Un’analisi di lungo termine può gettare luce sul comportamento delle materie prime nelle fasi di alta e bassa inflazione e nei periodi in cui l’inflazione si muove al rialzo o al ribasso. Storicamente, la performance relativa delle varie asset class è stata guidata dal livello e dalla direzione dell’inflazione. La Figura 6 riporta quattro di questi scenari: inflazione elevata e in aumento, inflazione elevata e in calo, inflazione bassa e in aumento, inflazione bassa e in calo. La nostra definizione di inflazione elevata è un indice CPI sopra la mediana del 3,0%.
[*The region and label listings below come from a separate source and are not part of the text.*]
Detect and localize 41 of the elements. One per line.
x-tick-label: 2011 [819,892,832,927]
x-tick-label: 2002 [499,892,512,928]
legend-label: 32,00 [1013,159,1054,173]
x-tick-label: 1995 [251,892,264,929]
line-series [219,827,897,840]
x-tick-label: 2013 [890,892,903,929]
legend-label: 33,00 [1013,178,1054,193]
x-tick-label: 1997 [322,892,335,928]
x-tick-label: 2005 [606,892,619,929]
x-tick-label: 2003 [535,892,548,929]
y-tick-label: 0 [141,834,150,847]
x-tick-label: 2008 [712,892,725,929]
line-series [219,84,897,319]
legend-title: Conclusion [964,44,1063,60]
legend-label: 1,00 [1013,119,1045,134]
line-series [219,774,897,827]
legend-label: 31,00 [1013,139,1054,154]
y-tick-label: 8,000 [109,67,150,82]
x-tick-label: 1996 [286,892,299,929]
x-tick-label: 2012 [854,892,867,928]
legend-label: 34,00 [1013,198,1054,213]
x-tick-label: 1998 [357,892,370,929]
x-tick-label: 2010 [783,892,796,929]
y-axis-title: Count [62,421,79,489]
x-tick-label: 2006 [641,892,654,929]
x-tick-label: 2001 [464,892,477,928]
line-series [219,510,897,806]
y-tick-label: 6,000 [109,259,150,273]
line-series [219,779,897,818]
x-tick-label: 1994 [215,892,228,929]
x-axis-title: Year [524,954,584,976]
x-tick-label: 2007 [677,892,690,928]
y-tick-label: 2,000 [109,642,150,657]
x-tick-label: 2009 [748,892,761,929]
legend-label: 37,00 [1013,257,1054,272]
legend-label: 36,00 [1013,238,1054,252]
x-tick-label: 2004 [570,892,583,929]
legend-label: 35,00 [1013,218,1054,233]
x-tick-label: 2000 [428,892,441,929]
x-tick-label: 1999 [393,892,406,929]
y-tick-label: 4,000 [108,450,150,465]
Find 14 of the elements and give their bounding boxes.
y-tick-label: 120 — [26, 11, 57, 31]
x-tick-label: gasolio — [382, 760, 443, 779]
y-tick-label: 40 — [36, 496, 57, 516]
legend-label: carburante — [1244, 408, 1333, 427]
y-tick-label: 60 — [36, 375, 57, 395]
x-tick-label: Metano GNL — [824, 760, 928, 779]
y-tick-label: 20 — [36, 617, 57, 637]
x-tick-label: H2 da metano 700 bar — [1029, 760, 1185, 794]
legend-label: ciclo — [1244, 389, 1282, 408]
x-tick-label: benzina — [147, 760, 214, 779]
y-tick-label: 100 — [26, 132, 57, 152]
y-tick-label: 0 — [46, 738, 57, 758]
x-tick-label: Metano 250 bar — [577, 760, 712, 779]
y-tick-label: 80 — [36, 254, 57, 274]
Nei periodi di maggiore inflazione a partire da gennaio 1973 le materie prime hanno significativamente sovraperformato azioni e obbligazioni. Nei periodi di inflazione alta e in aumento, le materie prime hanno generato un rendimento medio del 29,2%, sovraperformando azioni e obbligazioni del 18,8% e del 23,5% rispettivamente. La sovraperformance delle materie prime è stata meno pronunciata nelle fasi di inflazione elevata e in calo. Di contro, quando l’inflazione si è attestata sotto il 3%, le materie prime hanno sottoperformato sia azioni che obbligazioni di un ampio margine.

Gli investitori possono investire in materie prime in diversi modi. Uno di questi è l’acquisto di materie prime fisiche, come i metalli preziosi. Gli investitori possono inoltre valutare l’impiego di contratti futures o di prodotti negoziati in borsa che replicano direttamente un indice delle materie prime. Si tratta di veicoli molto volatili e complessi, solitamente destinati a investitori esperti. Un altro modo per ottenere un’esposizione alle materie prime è investire in fondi comuni incentrati sulle materie prime. A nostro avviso, è probabilmente questo il modo più prudente per allocare una porzione del proprio portafoglio a questa asset class.

Bisogna inoltre specificare che le materie prime sono volatili e non necessariamente adatte a tutti gli investitori. Possono causare perdite, soprattutto durante le fasi in cui l’inflazione è bassa e in calo.